Mieux : accessibles à "tous les étudiants, tous les logements, toutes les familles", ce fonds, abondés par six réseaux bancaires et la Caisse des dépôts, se portera caution solidaire en lieu et place des parents.
Bordeaux, Lyon et Lille, en attendant mieux
Déjà testée sous des formes similaires en Aquitaine, la formule sera expérimentée cette année dans les académies de Lyon et Lille, avant leur généralisation l’année prochaine.
Le dispositif sera géré par les Crous, qui devront s’assurer que le logement en question "garantit un bon niveau de confort" et que "le loyer n’est pas exorbitant", avant d’orienter les étudiants vers les banques partenaires. La participation des étudiants se monterait de trois à cinq euros.
La plupart des organisations étudiantes se sont montrées plutôt satisfaites. Seule l’Unef, bien que soulignant que le cautionnement solidaire est une de des revendications, s’inquiète des "imprécisions nombreuses" et "exige des mesures ambitieuses" telles que la revalorisation de 20 % des APL et le plafonnement des loyers de petite surface.

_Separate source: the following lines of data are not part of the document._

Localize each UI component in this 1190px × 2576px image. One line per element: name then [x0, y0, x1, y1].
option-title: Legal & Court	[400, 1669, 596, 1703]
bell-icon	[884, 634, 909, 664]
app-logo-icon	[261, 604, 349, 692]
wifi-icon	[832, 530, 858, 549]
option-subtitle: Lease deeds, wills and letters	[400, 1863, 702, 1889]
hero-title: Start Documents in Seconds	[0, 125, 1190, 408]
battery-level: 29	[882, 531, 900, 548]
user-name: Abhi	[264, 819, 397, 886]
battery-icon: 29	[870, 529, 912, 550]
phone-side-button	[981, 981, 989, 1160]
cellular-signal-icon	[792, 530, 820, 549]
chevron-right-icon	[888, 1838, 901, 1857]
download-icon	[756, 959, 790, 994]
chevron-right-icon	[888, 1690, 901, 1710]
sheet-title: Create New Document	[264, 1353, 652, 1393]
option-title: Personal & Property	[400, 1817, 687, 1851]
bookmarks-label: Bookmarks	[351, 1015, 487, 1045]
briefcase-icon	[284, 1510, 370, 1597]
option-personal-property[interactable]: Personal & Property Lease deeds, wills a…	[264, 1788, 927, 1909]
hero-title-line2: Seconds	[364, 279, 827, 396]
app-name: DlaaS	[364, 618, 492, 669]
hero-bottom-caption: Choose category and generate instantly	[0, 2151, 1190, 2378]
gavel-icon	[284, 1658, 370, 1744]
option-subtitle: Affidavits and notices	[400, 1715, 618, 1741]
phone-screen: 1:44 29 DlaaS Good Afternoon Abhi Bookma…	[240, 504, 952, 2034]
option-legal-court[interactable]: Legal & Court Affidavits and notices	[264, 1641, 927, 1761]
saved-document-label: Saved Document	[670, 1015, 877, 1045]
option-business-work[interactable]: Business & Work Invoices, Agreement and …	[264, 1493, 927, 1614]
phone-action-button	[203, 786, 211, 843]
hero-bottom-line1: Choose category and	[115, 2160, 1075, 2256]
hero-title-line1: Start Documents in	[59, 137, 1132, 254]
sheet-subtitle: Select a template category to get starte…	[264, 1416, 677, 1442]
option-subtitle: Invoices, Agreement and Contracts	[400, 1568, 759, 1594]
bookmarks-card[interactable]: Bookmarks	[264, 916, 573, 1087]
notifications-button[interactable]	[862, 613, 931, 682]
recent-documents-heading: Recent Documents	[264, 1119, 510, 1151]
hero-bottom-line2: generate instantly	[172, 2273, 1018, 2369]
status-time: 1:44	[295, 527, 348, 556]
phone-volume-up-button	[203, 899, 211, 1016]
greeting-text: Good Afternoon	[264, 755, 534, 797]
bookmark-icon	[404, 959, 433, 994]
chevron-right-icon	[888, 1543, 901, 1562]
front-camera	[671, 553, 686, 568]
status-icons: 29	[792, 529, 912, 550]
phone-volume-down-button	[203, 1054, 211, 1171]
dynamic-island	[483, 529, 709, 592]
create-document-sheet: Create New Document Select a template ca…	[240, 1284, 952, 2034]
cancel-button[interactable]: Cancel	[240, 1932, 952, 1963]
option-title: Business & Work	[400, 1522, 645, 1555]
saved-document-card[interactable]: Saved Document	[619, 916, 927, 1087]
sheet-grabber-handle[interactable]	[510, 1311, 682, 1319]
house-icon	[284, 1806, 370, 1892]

Sur ce point, Laurent Wauquiez s’est également engagé, avec son collège Benoist Apparu, secrétaire d’État au Logement, à prendre des mesures afin "d'en finir avec les loyers prohibitifs". Les marchands de listes sont aussi dans le viseur depuis un moment. À suivre de près.
Chiffres contestés
L’Unef critique également les ambitions du nouveau ministre en matière de construction de nouveaux logements : Laurent Wauquiez a annoncé la construction de plus de 5 800 nouvelles unités cette année, mais l’Unef conteste ces chiffres et déplore des retards en la matière par rapport aux annonces passées.
Un ministre fait des annonces, un syndicat fait la fine bouche… Que du classique. Reste que des initiatives sont prises, et que, à une poignée de mois de la présidentielle, on ne saurait se plaindre qu’un ministre fasse plus de gérer les affaires courantes.